Je ne le regrette pas, car je viens de passer plusieurs jours de lecture plaisante et enivrante. Dès les premiers pages, nous sommes plongés dans un décor et à la fois original et connu. Le mélange de fantasy et de western fonctionne parfaitement : on retrouve des stéréotypes des westerns, mais avec un décalage qui produit son effet. L’univers imaginé par l’auteur tient parfaitement la route et il parvient à le mettre en scène dans un récit haletant qui nous permet de l’explorer avec ses personnages.

Les personnages, parlons-en justement. Ils sont nombreux, certains sont sympathiques, d’autres moins, mais tous sont attachants ou en tout cas plaisants à suivre. Contrairement à certains romans choraux, je n’ai pas eu la tentation de lire très vite certains chapitres consacrés à des personnages moins intéressants pour retrouver ceux qui me plaisent le plus : ici, j’ai pris plaisir à retrouver des personnages et des lignes narratives différents à chaque nouveau chapitre.

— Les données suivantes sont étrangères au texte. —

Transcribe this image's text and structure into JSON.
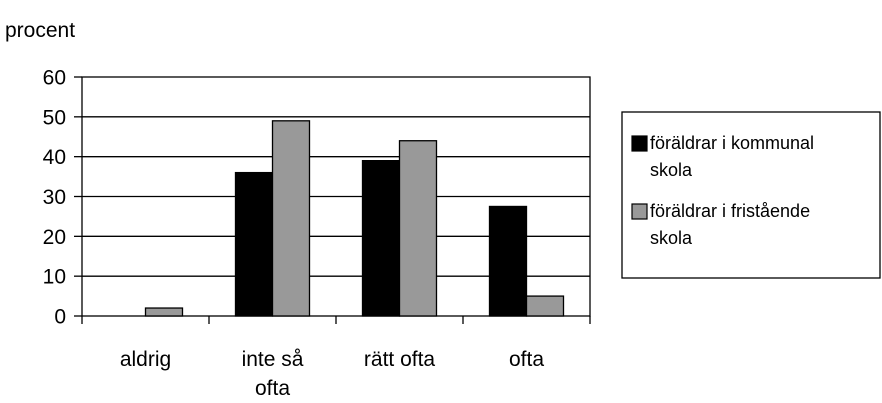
{
  "chart_data": {
    "type": "bar",
    "ylabel": "procent",
    "ylim": [
      0,
      60
    ],
    "yticks": [
      "0",
      "10",
      "20",
      "30",
      "40",
      "50",
      "60"
    ],
    "categories": [
      [
        "aldrig"
      ],
      [
        "inte så",
        "ofta"
      ],
      [
        "rätt ofta"
      ],
      [
        "ofta"
      ]
    ],
    "series": [
      {
        "name": "föräldrar i kommunal skola",
        "legend_lines": [
          "föräldrar i kommunal",
          "skola"
        ],
        "color": "#000000",
        "values": [
          0,
          36,
          39,
          27.5
        ]
      },
      {
        "name": "föräldrar i fristående skola",
        "legend_lines": [
          "föräldrar i fristående",
          "skola"
        ],
        "color": "#999999",
        "values": [
          2,
          49,
          44,
          5
        ]
      }
    ],
    "grid": true,
    "legend_position": "right"
  }
}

Le récit, rythmé et captivant, tourne principalement autour de la guerre menée par l’une des neuf baronnies du continent pour assujettir les huit autres. Le roman permet de montrer les dégâts produits par la guerre, tout évoquant le thème du racisme et de l’esclavage à travers le sort des Tallaïms, des adeptes du chamanisme traités comme des sauvages par les conquérants venus d’outre-mer.

Arnaud Cazelles propose ici un excellent roman qui mêle habilement fantasy et western. Il joue parfaitement sur les deux tableaux, avec un univers crédible auquel il donne vie avec beaucoup de talent. La galerie de personnages qu’il met en scène est passionnante, tout comme les aventures qu’ils vivent à travers sa plume. Le seul bémol, c’est que le récit n’est pas tout à fait bouclé à la fin du dernier chapitre. Si certains événements trouvent leur conclusion, d’autres appellent une suite. J’espère que ce premier volume trouvera son lectorat et sera bientôt suivi d’un deuxième pour retrouver les personnages dans ce décor mémorable.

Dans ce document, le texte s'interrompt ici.